Художница, иллюстратор детских книг Вера Ермолаева жила в Петербурге в тридцатые годы прошлого века. Она была ученицей и сподвижницей Марка Шагала. В 1920 году Шагал пригласил Ермолаеву в Витебск, где она познакомилась с Малевичем. Это событие навсегда определило ее судьбу. Ермолаева занялась изучением нового художественного направления и была одной из создательниц петербургского объединения «Живописно-пластического реализма». В конце 1934 года на кружок написали донос. 29 марта 1935 она была осуждена как «социально опасный элемент» и отправлена отбывать наказание в лагерь в Казахстане. У Веры Михайловны была инвалидность — в детстве она упала с лошади, ноги остались частично парализованы. Всю жизнь она передвигалась на костылях и выше первого этажа никогда не селилась — было тяжело подниматься по лестнице.
«С парализованными ногами, на костылях, она выдержала три года лагерей. Художницу объявили врагом народа и расстреляли в 1937 году, ей было 43. Эта история наполнена особенной жестокостью к человеку творческому, талантливому, который еще много чудесного мог бы подарить миру», — считает Женя.
В начале января 2018 года активисты «Последнего адреса» устанавливали табличку памяти Виктору Хорочинскому. Он жил на улице Чайковского, 24, совсем недалеко от «Большого Дома». Впервые Витю арестовали, когда ему было 15 лет. Школьник написал рукописную листовку о высылке Льва Троцкого и уходе многих партийных лидеров в оппозицию Сталину. В листовке он требовал смело вскрывать все ошибки партии. Заканчивалась она лозунгом «Да здравствует диктатура трудящихся!».

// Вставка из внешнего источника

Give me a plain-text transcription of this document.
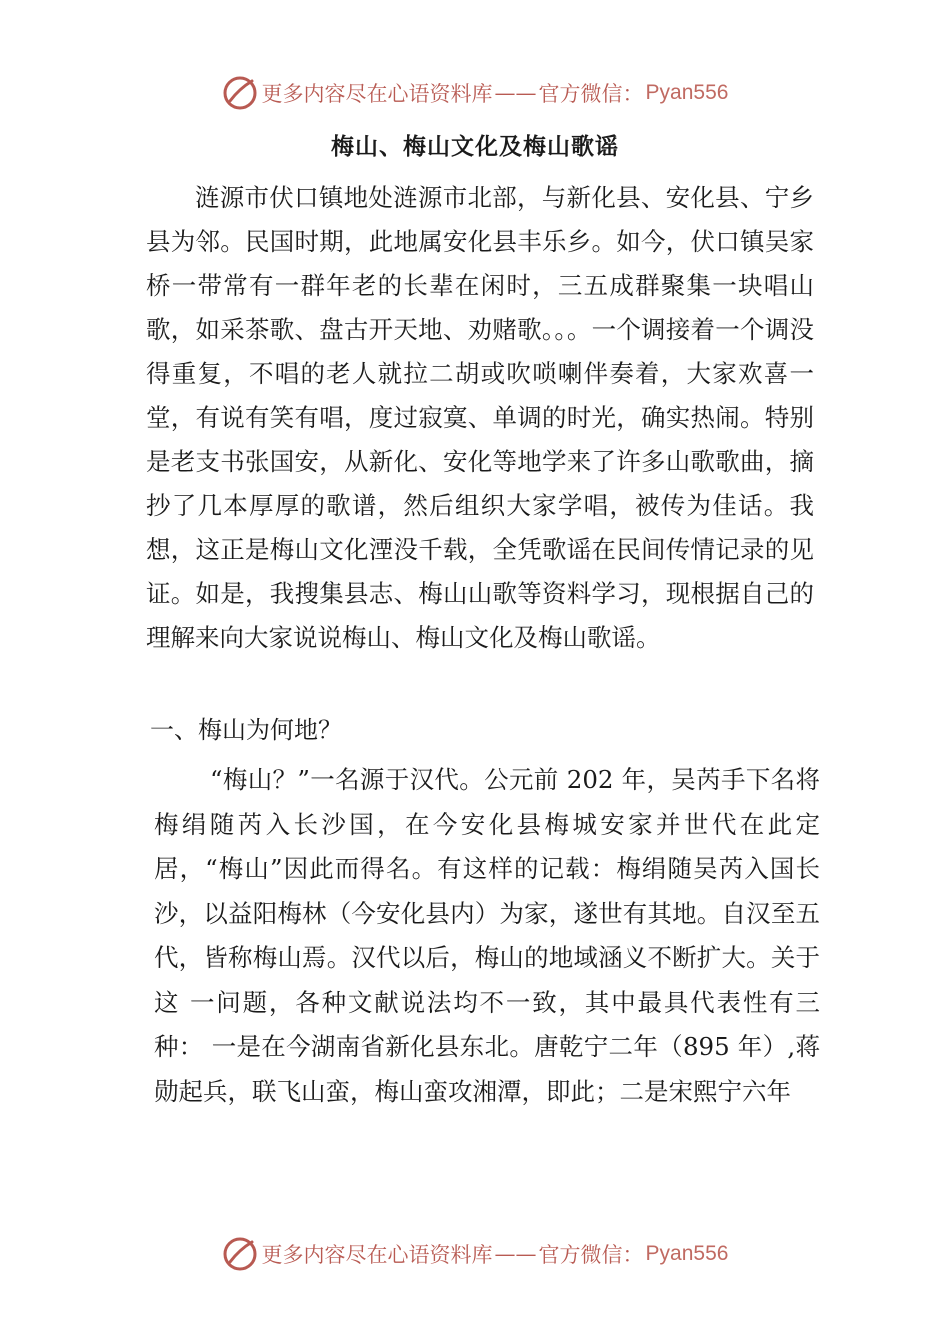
更多内容尽在心语资料库 —— 官方微信： Pyan556
梅山、梅山文化及梅山歌谣
涟源市伏口镇地处涟源市北部，与新化县、安化县、宁乡县为邻。民国时期，此地属安化县丰乐乡。如今，伏口镇吴家桥一带常有一群年老的长辈在闲时，三五成群聚集一块唱山歌，如采茶歌、盘古开天地、劝赌歌。。。一个调接着一个调没得重复，不唱的老人就拉二胡或吹唢喇伴奏着，大家欢喜一堂，有说有笑有唱，度过寂寞、单调的时光，确实热闹。特别是老支书张国安，从新化、安化等地学来了许多山歌歌曲，摘抄了几本厚厚的歌谱，然后组织大家学唱，被传为佳话。我想，这正是梅山文化湮没千载，全凭歌谣在民间传情记录的见证。如是，我搜集县志、梅山山歌等资料学习，现根据自己的理解来向大家说说梅山、梅山文化及梅山歌谣。
一、梅山为何地？
“梅山？”一名源于汉代。公元前 202 年，吴芮手下名将梅绢随芮入长沙国，在今安化县梅城安家并世代在此定居，“梅山”因此而得名。有这样的记载：梅绢随吴芮入国长沙，以益阳梅林（今安化县内）为家，遂世有其地。自汉至五代，皆称梅山焉。汉代以后，梅山的地域涵义不断扩大。关于这 一问题，各种文献说法均不一致，其中最具代表性有三种： 一是在今湖南省新化县东北。唐乾宁二年（895 年）,蒋勋起兵，联飞山蛮，梅山蛮攻湘潭，即此；二是宋熙宁六年
更多内容尽在心语资料库 —— 官方微信： Pyan556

Тогда его арестовали и отправили на Соловки. Отсидев три года, Виктор был освобожден, вернулся в Ленинград и поступил в Металлургический институт. Отец Виктора Федор Исаевич Цедербаум был видным меньшевиком. Выйдя на свободу, Виктор встречался с родными отца, и это было расценено органами как установление связи с подпольем. Вскоре он был вновь арестован и приговорен к пяти годам заключения в Соловецком лагере. Там он боролся за права заключенных, держал голодовки. Для ужесточения условий его отправили в Верхнеуральский политизолятор. А 2 октября 1937 года тройка НКВД по Челябинской области приговорила его к расстрелу. «Вся его подростковая и взрослая жизнь прошла в тюрьмах и лагерях. Он был настоящим борцом. Сохранились стихи Виктора, очень пронзительные. Он писал их в тюрьме. Каким-то образом они вышли на волю и дошли до нас», — рассказывает Женя.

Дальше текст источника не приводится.